Someone had clued in the police. Two radio cars arrived, their flashing roof-bar lights creating red and blue ghosts everywhere. Beam heard sirens in the distance, getting closer.

“Time for us to leave,” Beam said. “I don’t want any media to recognize me.”

They wandered into the gathering dusk, an anonymous couple in the most anonymous of cities. The chanting had grown in volume and intensity: “Free Adelaide! Free Adelaide!” Beam tried to block it out as he and Nola angled toward the low stone wall running along Central Park West.

He climbed over the wide stones, then helped Nola.

They were out of the park now, suddenly among tall buildings, and bright, heavy traffic flowing along a busy avenue. Most of the vehicles had their lights on. The scent of leaves and grass had given way to that of exhaust fumes.

A bus rumbled past, accelerating to beat the traffic signal. When the sound of its engine had faded, Beam and Nola could still hear the chanting wafting from the park.

“A hundred or so people,” Beam said, “but on cable news tonight they’ll look like a thousand.”

“That young woman’s got this city under her thumb,” Nola said. She sounded secretly pleased.

Maybe not so secretly.

They crossed the street, moving away from the park, and strolled toward the corner. A man and woman holding hands walked toward them. He was wearing jeans and a black T-shirt; she had on red shorts, a white blouse, and sandals. They walked as if they were in no kind of hurry. The woman smiled and nodded as they passed. Beam thought the man looked a little like Harry Lima, but he didn’t mention it.

Without breaking stride, Nola moved closer to Beam.

“I think it’s time,” she said.

Her tone was matter of fact, but that was Nola.

He knew what she meant and didn’t ask if she was sure.

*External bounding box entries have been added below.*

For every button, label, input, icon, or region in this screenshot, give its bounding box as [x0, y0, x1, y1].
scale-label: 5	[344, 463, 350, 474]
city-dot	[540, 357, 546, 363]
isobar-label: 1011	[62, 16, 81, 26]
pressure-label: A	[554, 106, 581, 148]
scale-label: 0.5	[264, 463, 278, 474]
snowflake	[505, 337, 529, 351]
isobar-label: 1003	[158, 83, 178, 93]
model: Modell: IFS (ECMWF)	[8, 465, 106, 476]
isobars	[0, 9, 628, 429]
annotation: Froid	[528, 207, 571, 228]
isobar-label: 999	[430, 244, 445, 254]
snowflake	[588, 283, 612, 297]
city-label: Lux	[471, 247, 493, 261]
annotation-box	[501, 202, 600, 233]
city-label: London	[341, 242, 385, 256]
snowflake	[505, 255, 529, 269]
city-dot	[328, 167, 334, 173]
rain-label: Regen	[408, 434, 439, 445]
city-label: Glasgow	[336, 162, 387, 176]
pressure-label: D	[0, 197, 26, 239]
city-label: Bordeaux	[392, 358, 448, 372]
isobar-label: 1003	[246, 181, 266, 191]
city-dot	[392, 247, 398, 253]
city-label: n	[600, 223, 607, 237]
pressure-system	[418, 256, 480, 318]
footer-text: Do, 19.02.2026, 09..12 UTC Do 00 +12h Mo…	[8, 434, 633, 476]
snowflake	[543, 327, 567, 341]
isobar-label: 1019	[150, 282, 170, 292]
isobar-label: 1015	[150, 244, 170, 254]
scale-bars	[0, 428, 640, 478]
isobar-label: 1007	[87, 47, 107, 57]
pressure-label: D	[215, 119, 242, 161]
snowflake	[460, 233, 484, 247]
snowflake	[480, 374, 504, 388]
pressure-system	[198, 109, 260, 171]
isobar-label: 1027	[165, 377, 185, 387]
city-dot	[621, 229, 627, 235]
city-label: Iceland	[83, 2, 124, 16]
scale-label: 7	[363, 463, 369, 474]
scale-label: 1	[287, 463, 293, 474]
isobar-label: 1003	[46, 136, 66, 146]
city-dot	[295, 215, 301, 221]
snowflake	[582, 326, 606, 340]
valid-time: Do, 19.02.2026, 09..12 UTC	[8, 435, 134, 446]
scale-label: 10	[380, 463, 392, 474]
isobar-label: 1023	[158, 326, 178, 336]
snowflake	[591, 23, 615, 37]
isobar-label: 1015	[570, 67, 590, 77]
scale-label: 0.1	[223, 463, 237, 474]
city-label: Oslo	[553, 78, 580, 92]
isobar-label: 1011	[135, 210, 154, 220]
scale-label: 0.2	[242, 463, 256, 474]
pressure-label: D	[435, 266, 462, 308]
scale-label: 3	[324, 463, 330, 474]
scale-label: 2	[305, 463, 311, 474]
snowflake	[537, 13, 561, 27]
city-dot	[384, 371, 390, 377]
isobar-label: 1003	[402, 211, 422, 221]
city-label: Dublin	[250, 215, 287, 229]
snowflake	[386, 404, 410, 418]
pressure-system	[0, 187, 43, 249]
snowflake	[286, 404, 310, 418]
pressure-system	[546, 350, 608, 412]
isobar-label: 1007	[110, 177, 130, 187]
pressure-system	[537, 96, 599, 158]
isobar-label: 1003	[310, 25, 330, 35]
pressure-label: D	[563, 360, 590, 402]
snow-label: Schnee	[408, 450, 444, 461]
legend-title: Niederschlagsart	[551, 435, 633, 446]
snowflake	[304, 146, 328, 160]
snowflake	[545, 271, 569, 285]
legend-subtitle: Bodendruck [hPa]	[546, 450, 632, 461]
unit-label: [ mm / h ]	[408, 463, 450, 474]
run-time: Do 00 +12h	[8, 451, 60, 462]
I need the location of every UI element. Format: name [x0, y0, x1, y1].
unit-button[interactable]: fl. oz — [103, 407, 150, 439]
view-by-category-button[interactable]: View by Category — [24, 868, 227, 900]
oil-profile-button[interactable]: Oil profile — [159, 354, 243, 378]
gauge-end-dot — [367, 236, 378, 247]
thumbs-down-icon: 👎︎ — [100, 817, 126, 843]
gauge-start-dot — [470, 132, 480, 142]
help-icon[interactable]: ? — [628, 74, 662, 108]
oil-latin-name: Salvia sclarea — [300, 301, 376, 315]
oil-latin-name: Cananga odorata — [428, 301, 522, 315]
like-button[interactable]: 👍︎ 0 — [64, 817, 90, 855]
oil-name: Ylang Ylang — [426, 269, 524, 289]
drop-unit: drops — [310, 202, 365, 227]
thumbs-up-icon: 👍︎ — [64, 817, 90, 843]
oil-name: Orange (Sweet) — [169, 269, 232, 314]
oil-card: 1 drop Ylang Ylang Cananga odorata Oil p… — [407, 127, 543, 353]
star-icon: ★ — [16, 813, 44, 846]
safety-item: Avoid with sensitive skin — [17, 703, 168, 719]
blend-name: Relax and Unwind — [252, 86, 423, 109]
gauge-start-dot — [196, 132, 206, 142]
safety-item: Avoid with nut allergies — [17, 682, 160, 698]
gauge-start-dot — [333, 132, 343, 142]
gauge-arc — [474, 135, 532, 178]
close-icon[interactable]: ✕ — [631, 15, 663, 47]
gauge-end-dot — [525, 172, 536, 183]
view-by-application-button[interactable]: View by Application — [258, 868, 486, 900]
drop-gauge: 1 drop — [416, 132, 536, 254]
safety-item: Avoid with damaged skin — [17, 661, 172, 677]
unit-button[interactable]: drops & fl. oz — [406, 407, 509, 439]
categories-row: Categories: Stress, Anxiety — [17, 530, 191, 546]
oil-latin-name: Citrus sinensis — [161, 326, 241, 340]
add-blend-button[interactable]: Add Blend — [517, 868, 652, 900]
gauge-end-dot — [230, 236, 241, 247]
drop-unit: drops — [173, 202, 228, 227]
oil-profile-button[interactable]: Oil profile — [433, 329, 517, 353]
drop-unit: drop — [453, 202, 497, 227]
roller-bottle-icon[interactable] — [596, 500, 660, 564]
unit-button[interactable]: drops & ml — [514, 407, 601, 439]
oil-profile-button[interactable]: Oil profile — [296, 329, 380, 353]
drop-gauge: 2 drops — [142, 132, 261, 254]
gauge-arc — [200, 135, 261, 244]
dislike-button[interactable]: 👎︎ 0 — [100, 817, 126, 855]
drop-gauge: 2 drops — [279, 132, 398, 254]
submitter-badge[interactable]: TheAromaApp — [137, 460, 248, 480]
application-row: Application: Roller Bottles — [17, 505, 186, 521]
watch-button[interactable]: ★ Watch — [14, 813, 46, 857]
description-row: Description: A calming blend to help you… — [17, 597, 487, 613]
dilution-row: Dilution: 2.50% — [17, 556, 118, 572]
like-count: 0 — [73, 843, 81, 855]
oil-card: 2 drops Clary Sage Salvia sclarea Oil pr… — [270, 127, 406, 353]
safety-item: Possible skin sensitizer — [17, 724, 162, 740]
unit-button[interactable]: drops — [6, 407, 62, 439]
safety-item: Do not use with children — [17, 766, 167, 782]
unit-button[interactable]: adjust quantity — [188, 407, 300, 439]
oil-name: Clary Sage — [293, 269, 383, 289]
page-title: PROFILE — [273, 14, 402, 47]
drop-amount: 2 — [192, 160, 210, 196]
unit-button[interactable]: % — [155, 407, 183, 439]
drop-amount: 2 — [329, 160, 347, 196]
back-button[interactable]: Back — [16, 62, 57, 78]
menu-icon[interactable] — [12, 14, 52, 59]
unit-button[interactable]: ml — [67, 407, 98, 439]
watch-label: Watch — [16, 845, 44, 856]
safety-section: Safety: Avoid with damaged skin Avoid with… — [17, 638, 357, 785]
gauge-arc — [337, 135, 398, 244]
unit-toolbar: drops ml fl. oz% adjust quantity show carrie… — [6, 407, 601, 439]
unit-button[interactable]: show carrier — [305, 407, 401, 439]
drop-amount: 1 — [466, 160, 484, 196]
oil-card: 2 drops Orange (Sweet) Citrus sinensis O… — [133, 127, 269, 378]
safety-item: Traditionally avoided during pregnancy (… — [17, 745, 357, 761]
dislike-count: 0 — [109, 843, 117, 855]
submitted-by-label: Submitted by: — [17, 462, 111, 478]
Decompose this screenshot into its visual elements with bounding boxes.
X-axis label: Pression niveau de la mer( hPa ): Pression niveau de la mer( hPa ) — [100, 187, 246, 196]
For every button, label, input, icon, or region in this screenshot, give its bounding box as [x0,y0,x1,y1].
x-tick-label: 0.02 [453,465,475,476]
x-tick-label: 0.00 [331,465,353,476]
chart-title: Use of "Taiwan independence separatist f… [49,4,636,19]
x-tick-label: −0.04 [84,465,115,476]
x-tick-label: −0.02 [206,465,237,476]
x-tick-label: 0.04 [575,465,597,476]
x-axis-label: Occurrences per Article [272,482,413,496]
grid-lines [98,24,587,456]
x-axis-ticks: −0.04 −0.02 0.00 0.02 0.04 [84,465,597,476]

They made love in Nola’s apartment, in Nola’s bed beneath a cracked ceiling and the creaking sounds of the upstairs tenant pacing. Nola was tentative at first, but when he entered her she moaned and bucked upward and upward beneath him. Then she met his gaze and very calmly dug her nails into his back, marking him, making him hers alone. And she gave herself back to him in ways that made it clear she was his.

They lay quietly together afterward, each aware that the world had changed. Both hoped the change was for the better. Both knew that now what they thought made little difference; there was no going back for either of them.

A powerful current held them and would keep them. The fascist tool and his lover.

49

“Did you anticipate this?” da Vinci asked.

“Not so soon,” Beam admitted, “and not so many.”

They were in da Vinci’s stifling office, looking at tapes of the Free Adelaide demonstrations that had occurred throughout the city last night. The overhead fixture was off, as was da Vinci’s desk lamp. The office door was closed, and the blinds were adjusted tight to admit as little light as possible. It was as if da Vinci had prepared the office for a movie screening. Beam noticed that the small TV that usually sat on top of the DVD player on one of the file cabinets had been replaced by a much larger one; which came in handy, because several demonstrations were being shown simultaneously in split screen shots. As it turned out, the demonstration in Central Park had been the smallest.